Lors de ce meeting dont l’un des principaux sujets demeure l’adoption controversée de la constitution de la 5e république, plusieurs acteurs de la vie sociopolitique du Togo ont entretenu la foule. De Me Dodji Apévon à Eric Dupuy en passant par Prof Aimé Gogué ou Prof David Dosseh.
Dans son intervention, le leader du Front citoyen Togo Debout (FCTD) a expliqué le caractère illégal du changement constitutionnel de mai 2024, s’appuyant sur la récente décision de la Cour de justice de la CEDEAO. « Si on se réfère à l’arrêt de la Cour de justice de la Cédéao, il est clair que le Togo, avec ce changement de constitution, a violé l’article 23 de la Charte africaine de la démocratie, des élections et de la gouvernance.

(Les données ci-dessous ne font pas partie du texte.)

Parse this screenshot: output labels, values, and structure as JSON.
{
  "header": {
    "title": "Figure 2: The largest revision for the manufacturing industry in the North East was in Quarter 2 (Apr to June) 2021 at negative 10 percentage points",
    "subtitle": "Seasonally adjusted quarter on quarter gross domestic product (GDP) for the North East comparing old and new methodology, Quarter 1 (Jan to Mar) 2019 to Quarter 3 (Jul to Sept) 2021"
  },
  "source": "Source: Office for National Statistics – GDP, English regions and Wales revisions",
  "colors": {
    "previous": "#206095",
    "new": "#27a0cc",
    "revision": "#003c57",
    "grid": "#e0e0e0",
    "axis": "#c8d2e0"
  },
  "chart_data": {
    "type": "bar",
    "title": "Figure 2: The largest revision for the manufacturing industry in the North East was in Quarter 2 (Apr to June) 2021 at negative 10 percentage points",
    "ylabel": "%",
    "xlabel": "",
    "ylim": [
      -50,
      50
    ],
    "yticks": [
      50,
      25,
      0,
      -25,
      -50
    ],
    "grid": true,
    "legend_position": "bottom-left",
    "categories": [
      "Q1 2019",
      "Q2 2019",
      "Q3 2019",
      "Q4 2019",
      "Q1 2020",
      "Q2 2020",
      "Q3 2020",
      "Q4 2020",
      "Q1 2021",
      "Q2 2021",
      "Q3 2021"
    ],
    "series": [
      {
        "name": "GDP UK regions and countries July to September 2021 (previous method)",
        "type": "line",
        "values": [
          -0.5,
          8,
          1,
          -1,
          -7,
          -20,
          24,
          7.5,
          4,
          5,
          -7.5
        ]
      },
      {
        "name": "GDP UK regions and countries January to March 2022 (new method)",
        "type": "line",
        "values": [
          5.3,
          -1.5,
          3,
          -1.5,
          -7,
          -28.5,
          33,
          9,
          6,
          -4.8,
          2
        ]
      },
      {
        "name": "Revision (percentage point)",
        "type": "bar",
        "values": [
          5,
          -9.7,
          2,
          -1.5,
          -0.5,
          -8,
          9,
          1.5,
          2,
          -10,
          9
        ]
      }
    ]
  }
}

Et cela appelle à des sanctions », a-t-il indiqué. Avant d’appeler les Togolais à se dresser « comme un seul homme ».
Pour Me Dodji Apévon, le meeting de Vogan a permis d’appeler au réveil citoyen du peuple togolais, soulignant qu’après la décision de la cour de justice de la CEDEAO, la balle est dans le camp des populations.
Après Vogan, d’autres localités vont accueillir des manifestations similaires. Objectif : sensibiliser sur les enjeux et relancer la mobilisation.